The managerial merry-go-round

This week saw the first manager sacking in the Premier League, with Steve Bruce leaving Sunderland, for once being shown the door rather than walking himself. Of course late November is slow by usual standards, but what isn't surprising is the names being bandied around as his potential replacement.

Every vacancy that seems to occur these days has it's usual suspects, almost like the ambulance chasers that call themselves no-win no-fee solicitors. Martin O'Neill. Mark Hughes. Steve McLaren's name has been mentioned. But why the reluctance to recruit someone else? Someone who doesn't have an infamous agent, or perhaps a more media-savvy profile.

The louder you scream, the faster the ride

Like signing players, the tempting offer is to recruit from abroad, established players with a track record and perhaps a degree of sparkle. But managers are different - why are they moving in the first place? Supposed rising stars like Andre Villas Boas are bought for millions of pounds, and with things as they are, may well not be long before he's already overachieved.
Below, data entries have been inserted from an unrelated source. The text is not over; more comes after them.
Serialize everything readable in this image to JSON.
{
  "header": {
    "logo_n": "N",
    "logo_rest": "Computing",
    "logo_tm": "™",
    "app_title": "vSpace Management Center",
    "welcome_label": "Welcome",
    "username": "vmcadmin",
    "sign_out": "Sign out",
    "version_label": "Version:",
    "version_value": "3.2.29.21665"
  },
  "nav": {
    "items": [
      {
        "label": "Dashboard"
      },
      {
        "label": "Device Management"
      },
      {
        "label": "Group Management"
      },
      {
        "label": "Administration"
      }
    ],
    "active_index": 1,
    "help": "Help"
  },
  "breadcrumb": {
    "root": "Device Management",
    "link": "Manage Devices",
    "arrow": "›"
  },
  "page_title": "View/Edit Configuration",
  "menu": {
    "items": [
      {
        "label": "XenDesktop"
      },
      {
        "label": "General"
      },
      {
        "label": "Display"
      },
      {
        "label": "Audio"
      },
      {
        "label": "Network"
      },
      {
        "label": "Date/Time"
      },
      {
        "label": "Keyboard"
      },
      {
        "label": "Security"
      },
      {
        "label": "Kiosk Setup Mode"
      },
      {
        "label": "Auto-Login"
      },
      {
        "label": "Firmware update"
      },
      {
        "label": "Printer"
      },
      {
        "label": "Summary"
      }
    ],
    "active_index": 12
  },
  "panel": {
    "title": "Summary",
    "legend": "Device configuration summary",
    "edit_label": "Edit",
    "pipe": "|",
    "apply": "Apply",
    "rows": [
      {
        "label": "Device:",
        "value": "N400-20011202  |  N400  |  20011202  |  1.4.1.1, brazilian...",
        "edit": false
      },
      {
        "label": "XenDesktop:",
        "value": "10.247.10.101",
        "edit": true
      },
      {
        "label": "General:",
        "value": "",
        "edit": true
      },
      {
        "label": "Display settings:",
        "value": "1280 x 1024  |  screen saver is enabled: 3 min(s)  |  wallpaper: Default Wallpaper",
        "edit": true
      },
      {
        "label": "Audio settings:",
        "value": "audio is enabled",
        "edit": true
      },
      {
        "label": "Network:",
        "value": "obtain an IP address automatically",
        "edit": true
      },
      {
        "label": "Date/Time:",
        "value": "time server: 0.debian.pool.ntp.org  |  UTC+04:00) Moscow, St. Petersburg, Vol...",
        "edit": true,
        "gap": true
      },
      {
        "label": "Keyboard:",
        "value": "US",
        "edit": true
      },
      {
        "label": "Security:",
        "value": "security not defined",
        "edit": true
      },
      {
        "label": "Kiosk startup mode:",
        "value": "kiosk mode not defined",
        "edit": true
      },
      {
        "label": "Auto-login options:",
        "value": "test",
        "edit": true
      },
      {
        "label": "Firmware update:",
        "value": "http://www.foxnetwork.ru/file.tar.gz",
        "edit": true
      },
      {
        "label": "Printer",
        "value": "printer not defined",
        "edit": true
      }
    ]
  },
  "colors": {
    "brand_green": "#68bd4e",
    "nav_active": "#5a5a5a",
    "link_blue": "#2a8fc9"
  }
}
Most top English vacancies seem to be met with links to Guus Hiddink, who while he did wonders with PSV Eindhoven, Holland and South Korea, seems more and more motivated by cash, and his last job with Turkey did little to light the touchpaper.

Shiny happy people

Herbert Chapman was just 29 when he started his managerial career (with Northampton), and turned out to be one of the great innovators of the game, with many ideas still in common use (white balls, floodlights, shirt numbers). Would he have got a chance in the game today? Even then, he was due to become a mining engineer before chance offered him the role.
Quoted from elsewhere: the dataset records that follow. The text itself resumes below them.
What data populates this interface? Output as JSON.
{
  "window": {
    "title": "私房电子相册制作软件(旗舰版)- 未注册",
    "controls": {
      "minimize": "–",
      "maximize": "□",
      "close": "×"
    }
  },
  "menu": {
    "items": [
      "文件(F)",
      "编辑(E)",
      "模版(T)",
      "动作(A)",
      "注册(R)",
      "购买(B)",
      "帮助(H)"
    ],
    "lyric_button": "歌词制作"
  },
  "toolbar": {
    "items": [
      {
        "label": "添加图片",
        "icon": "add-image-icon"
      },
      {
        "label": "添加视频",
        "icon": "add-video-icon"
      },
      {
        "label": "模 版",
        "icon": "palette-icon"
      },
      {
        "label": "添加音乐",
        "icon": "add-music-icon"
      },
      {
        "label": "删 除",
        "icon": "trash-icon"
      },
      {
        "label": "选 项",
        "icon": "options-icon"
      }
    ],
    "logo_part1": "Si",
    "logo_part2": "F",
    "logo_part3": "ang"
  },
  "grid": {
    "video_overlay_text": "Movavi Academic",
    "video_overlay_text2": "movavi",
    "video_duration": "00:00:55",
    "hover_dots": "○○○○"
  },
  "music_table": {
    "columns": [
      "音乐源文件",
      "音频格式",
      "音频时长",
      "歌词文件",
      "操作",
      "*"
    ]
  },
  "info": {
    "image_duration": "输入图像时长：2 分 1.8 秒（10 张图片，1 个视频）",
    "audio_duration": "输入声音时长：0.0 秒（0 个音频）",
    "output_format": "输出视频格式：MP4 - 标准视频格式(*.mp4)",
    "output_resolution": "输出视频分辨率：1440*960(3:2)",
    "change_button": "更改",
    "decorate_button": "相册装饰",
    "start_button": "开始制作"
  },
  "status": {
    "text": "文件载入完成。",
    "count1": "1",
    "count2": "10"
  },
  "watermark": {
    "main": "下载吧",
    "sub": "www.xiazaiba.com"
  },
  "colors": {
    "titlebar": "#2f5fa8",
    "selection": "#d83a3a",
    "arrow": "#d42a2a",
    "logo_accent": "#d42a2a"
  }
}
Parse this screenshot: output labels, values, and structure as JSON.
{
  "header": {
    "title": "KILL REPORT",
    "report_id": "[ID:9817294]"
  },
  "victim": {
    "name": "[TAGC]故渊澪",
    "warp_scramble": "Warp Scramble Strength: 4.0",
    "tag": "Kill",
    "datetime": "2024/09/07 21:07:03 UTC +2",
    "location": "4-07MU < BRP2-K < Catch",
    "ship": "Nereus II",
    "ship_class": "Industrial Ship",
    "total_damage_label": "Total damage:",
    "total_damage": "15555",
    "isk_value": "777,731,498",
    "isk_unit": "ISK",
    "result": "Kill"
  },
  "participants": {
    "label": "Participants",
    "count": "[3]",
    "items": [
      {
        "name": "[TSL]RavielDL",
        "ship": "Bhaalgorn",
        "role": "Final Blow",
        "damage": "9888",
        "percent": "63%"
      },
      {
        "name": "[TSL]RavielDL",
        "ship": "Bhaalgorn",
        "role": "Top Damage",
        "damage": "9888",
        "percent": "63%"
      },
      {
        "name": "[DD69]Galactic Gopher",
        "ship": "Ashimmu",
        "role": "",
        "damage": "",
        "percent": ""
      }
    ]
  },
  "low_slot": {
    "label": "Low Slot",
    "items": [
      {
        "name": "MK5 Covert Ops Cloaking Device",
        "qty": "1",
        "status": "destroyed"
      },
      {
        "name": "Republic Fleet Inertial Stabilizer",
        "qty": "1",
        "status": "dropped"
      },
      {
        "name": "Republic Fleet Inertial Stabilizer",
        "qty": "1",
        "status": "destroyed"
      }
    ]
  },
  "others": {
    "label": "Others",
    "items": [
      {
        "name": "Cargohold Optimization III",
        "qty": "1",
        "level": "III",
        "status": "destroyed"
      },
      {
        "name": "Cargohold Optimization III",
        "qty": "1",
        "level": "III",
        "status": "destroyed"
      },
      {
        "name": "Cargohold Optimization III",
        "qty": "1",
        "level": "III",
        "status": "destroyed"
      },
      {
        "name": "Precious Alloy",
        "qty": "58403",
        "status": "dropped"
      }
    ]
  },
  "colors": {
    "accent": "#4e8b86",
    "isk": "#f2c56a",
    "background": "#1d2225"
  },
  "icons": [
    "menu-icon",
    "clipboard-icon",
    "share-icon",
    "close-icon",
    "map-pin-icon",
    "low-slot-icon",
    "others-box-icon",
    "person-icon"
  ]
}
Football has evolved enormously over the years, but in it's basic form, it could easily be described as two chess masters (the managers), manipulating 11 chess pieces across the board. Even the young up and coming masters need a break. Maybe Sunderland could make a master stroke and appoint a complete unknown who will give the fans and the club a decent shot, without needing to resort to countless Bosmans, ex-Man Utd players and cloggers.

Or they could just appoint Mark Hughes, and see Roque Santa Cruz instead.